An introductory slideshow to the microbiome:

mouse_neurons_gut_bacteria
apes
bacteria-with-guts
genetic-loans
introduction
our-zeroeth-birthday-present
poliovirus_reovirus
the-bacteria-that-make-you-
the-zoo-on-your-skin
your-are-what-you-eat

Comments (4)

  1. Rebecca

    Mark Smith, the lead scientist on this project is answering questions from users about the study here: http://www.zopost.com/article?articleId=6

  2. James Freeman

    Mark,

    Some very interesting research. I do have some questions:

    1. Does it follow from your findings that each human, in creating a unique “market-place”, could have a unique population/species of bacteria found no where else? Is it possible to define separable species in this context, when there is such widescale trading of genetic material?

    2. How quickly in the life of a human does the “marketplace” get established? Does it happen in utero (and if so, how do they get there?), or, within the days and weeks after birth?

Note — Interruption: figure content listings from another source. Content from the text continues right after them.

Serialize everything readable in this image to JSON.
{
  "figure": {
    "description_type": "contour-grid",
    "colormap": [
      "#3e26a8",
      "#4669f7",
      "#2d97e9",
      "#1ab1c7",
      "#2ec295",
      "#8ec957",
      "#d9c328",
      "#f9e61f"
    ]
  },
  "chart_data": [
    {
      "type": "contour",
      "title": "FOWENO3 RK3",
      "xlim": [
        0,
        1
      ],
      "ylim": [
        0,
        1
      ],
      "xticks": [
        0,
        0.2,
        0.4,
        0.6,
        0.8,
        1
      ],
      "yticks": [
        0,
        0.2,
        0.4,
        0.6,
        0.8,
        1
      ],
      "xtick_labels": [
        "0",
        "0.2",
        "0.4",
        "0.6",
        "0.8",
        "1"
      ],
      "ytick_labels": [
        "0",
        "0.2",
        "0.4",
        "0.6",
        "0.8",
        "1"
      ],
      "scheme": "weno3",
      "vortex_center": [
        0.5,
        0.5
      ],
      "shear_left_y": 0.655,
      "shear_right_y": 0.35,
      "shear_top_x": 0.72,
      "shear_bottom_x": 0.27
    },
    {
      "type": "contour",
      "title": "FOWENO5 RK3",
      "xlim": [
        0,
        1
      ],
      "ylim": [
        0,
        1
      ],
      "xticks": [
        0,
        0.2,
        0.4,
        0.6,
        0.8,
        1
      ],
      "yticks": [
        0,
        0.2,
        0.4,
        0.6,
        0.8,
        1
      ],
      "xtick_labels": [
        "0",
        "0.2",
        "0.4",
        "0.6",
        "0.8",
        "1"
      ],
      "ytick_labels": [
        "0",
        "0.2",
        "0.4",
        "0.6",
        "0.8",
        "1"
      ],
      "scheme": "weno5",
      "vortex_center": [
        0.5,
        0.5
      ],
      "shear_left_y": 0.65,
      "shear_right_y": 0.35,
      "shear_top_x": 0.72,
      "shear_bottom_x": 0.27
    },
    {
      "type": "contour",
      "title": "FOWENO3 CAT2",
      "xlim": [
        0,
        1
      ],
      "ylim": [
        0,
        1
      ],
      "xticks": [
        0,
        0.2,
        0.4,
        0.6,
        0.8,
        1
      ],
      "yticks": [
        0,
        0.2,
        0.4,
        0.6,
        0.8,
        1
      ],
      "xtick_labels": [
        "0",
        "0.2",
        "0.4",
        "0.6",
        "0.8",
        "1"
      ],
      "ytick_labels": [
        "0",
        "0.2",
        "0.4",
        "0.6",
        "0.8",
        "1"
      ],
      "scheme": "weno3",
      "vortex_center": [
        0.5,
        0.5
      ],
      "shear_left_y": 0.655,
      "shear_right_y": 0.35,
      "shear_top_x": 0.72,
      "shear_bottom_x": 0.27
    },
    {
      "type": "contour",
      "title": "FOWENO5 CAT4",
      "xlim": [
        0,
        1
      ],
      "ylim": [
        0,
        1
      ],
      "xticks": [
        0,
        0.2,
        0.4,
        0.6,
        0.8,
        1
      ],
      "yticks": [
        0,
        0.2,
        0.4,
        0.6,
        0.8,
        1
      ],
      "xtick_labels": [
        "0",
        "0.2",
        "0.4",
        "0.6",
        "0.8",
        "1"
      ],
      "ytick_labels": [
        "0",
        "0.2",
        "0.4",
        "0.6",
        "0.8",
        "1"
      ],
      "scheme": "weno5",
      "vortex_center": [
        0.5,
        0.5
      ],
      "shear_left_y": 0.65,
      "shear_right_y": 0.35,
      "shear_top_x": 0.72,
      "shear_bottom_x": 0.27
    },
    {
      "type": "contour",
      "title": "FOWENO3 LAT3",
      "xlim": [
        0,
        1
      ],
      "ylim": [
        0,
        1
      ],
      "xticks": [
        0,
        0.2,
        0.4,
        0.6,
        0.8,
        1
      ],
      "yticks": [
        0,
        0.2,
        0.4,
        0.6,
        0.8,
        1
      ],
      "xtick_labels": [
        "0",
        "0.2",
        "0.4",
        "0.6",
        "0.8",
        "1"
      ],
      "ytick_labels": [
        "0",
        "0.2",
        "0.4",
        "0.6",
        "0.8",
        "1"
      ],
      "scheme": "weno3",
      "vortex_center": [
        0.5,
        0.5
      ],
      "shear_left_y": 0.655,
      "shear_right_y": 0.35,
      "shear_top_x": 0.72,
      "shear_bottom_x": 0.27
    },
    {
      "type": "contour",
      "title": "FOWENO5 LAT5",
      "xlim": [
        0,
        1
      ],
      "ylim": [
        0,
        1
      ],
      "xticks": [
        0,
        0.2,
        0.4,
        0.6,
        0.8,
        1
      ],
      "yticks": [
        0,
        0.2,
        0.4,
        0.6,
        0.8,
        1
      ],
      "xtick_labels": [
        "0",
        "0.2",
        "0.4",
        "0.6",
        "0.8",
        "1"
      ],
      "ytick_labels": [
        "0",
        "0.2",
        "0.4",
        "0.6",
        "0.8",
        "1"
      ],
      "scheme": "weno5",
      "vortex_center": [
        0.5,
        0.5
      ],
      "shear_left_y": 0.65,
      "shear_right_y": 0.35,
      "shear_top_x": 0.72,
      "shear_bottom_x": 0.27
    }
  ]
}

    3. Do the residents change with changes in age and diet, or, do the existing residents adapt to the changing environment genetically, or, do they simply switch on/off existing protein catalysts (where they have them) to respond to shifts in food availability?

    4. How does the production of IgA in the mucosal lining of the intestine influence the “marketplace”?

  3. Hi James,

    These are insightful questions!

    1) Although many bacterial strains and genes are common and shared among many of us, we do suspect that each person harbors their own, unique bacterial community (possibly enabling forensic use as described here: http://www.pnas.org/content/107/14/6477). Although we know this is true at the species level, we’re still unclear whether its true at the level of transferred genes – this is an active area of research in our lab at the moment. Your second question about the difficulty of defining bacterial species in the context of promiscuous HGT highlights a deep, open problem in the microbiology community. I’m afraid I don’t have much additional insight to offer here, although I’ll point out that its possible that a core set of genes are transferred much less than the mobile set that we studied. Although the promiscuous nature of HGT means that the concept of ‘species’ among bacteria is undoubtedly quite different from what we think of among vertebrates etc, it is possible to trace bacterial lineages from these core genes which are transferred much less frequently.

    2) Bacterial communities are established quickly after birth (http://www.pnas.org/content/early/2010/07/27/1000081107) but are not believed to assemble in utero. This community assembly process is likely critical for proper immunological development and inadequate or inappropriate exposure underlies the so called ‘hygiene hypothesis’ for many immunological disorders observed in developed countries.

    3) You’ve addressed another very important open question in the field here. This is an area of very active research in ours and other groups. You can expect some interesting results will be published to address these questions in the near future!

    4) IgA is one of several important mechanisms by which our immune systems interact with our microbiota. Although it is almost certain that host immunity plays an important role in shaping our bacterial communities, we haven’t yet determined exactly what the implications are of these interactions.

    These are great points – we’re happy to answer more questions as they arise!

    All the best,
    Mark

  4. James Freeman

    Mark,

    As I get older (I’m 43), I find myself coming back to my love of science (MSc in Electrical Engineering, but that was half my life ago….) in part, prompted by questions my children ask. As a sometimes sufferer of “IBS”, I’m interested in following the latest science in this area, and your work very much hits home. Please keep it up, and thank you for taking the time to respond to my modest questions.